Lo que sucede es que muchos artistas –obviamente no solo Yolanda Domínguez– tienen una fe tan ciega en el poder telúrico del arte que confunden la interrogación imaginaria que nos lanza la ideología con la pregunta real (enfangándola además con una galopante pestilencia ética) que ellos enfatizan con el fin de que, en el proceso, nos percatemos de nuestra situación ideológica. Pero una estrategia semejante es totalmente inútil desde el punto de vista de que la ideología no quiere nuestra respuesta real, no le interesa. Es más, la crítica cultural sabe, desde Débord a Rancière, que el conocimiento del proceso de separación no conlleva emancipación alguna: conocer la ley del espectáculo, la ley de dominación, la ley que se oculta detrás de lo que se nos ofrece a ver…no lleva implícito ningún momento liberador. Es más: es simplemente un momento en la lógica de la ideología.

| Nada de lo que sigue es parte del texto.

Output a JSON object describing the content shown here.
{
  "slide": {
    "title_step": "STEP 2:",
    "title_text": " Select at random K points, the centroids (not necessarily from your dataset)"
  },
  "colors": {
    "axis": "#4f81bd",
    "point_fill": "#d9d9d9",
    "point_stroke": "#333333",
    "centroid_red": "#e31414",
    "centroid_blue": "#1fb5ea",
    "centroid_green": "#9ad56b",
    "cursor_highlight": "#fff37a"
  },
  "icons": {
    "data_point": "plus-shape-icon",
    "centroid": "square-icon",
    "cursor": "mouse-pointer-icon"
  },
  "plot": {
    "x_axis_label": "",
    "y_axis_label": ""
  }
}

Aún con todo, la hojita de sala de esta exposición se empeña en llevar al arte por los insensatos derroteros que le confabulan con el poder ideológico: “¿Por qué pensamos que “la culpa es suya por hacerse esas fotos”? ¿Por qué tratamos a las famosas como si no fueran personas? ¿Por qué se considera que lo que pasa en Internet no ocurre en el mundo real? ¿Cuánto gana la prensa digital con este tipo de situaciones? En suma, ¿por qué la tecnología, los medios y la fama diluyen la culpa hasta el punto en que todos estamos dispuestos a mirar la vida robada de una mujer sin remordimientos?”. Preguntarse por esta retahíla de obviedades a estas alturas de la partida es de órdago. ¿Qué por qué? Pues porque el medio nunca es inocente: el medio es la superficie libidinal donde el simulacro opera a velocidad límite. Ver es simple voluntad de poder, de poder ver más y, a ser posible, lo que nadie ha visto. Situado más allá del bien y del mal, el régimen escópico que impera en la ideología capitalista es el epígono de la voluntad de poder nietzscheana. Ser sujeto, ser alguien, es ver, verlo todo, sentir el placer de verlo todo. Video ergo sum: ser, en el actual estadio de desarrollo de la ideología, está referido a desear ver.



Para concluir, la pregunta lanzada por el arte debería ir orientada a desenmascarar lo imposible: el hecho de que la ideología nos tenga pillados, que no podamos dejar de ser ratones de ensayos condenados a tomar decisiones reales respecto al ver. ¿Por qué la ideología mediática se afana día sí y día también en ofrecernos imágenes que consumir?

 ¿Recuerdan La naranja mecánica y el tratamiento Ludovico? El asunto no es que, en caso de poder, cerremos los ojos. La cuestión es que estamos sentados en el sillón. Ni más ni menos. Que abramos los ojos o los cerremos es algo que a la ideología que nos ha sentado en el sillón no le importa lo más mínimo. ¿Por qué, por tanto, no podemos levantarnos del sillón? Esa, y no otra, debe ser la pregunta estética. Obviamente una pregunta sin respuesta correcta (porque la respuesta estará ya mediada ideológicamente), pero que no podemos –o que no deberíamos– dejar de hacernos.



            P.S. La obra en cuestión vale un millón de euros. Lo pone, como todo, en la hoja de sala. Solo se me ocurre decir, al igual que cuando Damien Hirst fue interrogado acerca de su tiburón, que “vale un montón de dinero”. No digo más.